American photographer Ben Huff’s book Atomic Island paints a melancholy portrait of Adak Island, once a US Army military outpost.
Ben Huff
Ships kulluk © Ben Huff
Ben Huff
Bombing Dutch © Ben Huff

Located in the North Pacific Ocean, Adak Island belongs to the Aleutian archipelago which encloses the Bering Sea. Once uninhabited, the island served as a US naval base during World War II and the Cold War. In just a few years, it became home to the fourth largest city in Alaska, inhabited by 6,000 military personnel and their families. In March 1997, with the end of the Cold War, the military abandoned the base. As of 2019, “there were only 75 inhabitants left,” notes the American photographer Ben Huff.

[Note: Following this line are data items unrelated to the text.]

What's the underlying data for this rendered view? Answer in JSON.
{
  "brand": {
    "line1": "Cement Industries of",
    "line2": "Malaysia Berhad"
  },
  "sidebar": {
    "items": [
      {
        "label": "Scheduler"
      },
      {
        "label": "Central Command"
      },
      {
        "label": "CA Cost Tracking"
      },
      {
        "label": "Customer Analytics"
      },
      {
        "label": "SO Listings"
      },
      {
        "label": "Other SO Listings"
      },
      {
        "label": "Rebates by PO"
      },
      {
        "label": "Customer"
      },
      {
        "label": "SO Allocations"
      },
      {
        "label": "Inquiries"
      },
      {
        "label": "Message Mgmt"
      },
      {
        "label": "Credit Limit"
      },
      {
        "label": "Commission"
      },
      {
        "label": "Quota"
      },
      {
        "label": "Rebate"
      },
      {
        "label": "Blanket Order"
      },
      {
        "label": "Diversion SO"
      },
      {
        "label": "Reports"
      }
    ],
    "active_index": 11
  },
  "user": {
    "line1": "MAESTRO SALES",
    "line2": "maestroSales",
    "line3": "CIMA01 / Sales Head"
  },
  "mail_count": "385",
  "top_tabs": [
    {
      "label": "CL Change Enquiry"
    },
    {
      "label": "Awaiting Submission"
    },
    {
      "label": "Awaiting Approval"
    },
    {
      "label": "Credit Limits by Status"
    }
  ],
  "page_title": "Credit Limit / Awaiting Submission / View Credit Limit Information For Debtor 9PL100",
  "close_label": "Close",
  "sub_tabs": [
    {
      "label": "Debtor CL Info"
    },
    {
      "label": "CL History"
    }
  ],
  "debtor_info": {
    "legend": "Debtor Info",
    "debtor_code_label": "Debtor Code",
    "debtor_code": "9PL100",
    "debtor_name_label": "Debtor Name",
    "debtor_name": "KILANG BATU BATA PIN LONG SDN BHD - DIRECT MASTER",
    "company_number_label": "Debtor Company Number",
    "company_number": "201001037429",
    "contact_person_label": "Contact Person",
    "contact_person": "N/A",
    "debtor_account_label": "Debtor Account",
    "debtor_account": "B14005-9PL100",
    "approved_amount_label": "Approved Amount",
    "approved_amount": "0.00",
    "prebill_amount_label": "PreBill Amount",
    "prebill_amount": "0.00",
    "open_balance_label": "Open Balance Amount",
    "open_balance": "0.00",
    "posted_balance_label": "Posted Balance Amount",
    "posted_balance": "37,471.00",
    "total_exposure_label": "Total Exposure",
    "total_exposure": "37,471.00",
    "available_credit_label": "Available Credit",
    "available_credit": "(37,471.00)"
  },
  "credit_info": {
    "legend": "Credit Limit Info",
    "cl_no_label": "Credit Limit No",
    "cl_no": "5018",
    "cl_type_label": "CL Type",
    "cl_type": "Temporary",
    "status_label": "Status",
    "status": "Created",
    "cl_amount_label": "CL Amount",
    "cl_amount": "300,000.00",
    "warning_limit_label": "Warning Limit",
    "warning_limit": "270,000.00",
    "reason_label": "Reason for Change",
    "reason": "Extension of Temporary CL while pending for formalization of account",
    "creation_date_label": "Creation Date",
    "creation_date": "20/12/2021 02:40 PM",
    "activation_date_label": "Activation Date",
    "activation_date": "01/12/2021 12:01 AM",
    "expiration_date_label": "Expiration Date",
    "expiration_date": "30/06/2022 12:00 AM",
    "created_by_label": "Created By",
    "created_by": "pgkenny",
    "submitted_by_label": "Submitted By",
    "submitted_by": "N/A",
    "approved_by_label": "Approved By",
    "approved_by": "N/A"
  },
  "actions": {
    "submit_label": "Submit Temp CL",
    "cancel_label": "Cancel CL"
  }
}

There are many reasons for a photographer to be fascinated by this island: the mountains, the glaciers, the wildlife, but also the aurora borealis, or the Northern Lights, the famous luminous display in the upper atmosphere. However, when Ben Huff traveled to Adak for the first time in 2015, what particularly interested him were “elements that man had brought to the island; the things we are responsible for, like the military infrastructure or the pipeline.”

Ben Huff
Playbly © Ben Huff
Ben Huff
Trump rock © Ben Huff

Bewildered by the staggering amount of trash and the feeling of neglect pervading the island, Ben Huff compared it to the landscape of a horror film, an analogy even more striking at night. The photographer followed his gut and ended up working on the series for the next four years. When capturing various locations, what attracted him was the color, or the texture, or the line, which were imbued with a certain melancholy.

The book Atomic Island, published by fw:books, opens with three nearly identical views of the sea. Next come photographs of the abandoned military infrastructure; landscapes; portraits of the few remaining inhabitants; details and doors that return like a leitmotif. These contemporary images are interspersed with archival photographs. “Starting with the first trip, I understood that I would need archival images, especially from World War II.” These images allow the photographer, not to compose a historical narrative, but rather “to create a space to reflect on the landscape, on the reasons for the human presence there.” They set “the atmosphere.”

Ben Huff, Atomic Island is published by fw:books, €42.20, 172pp.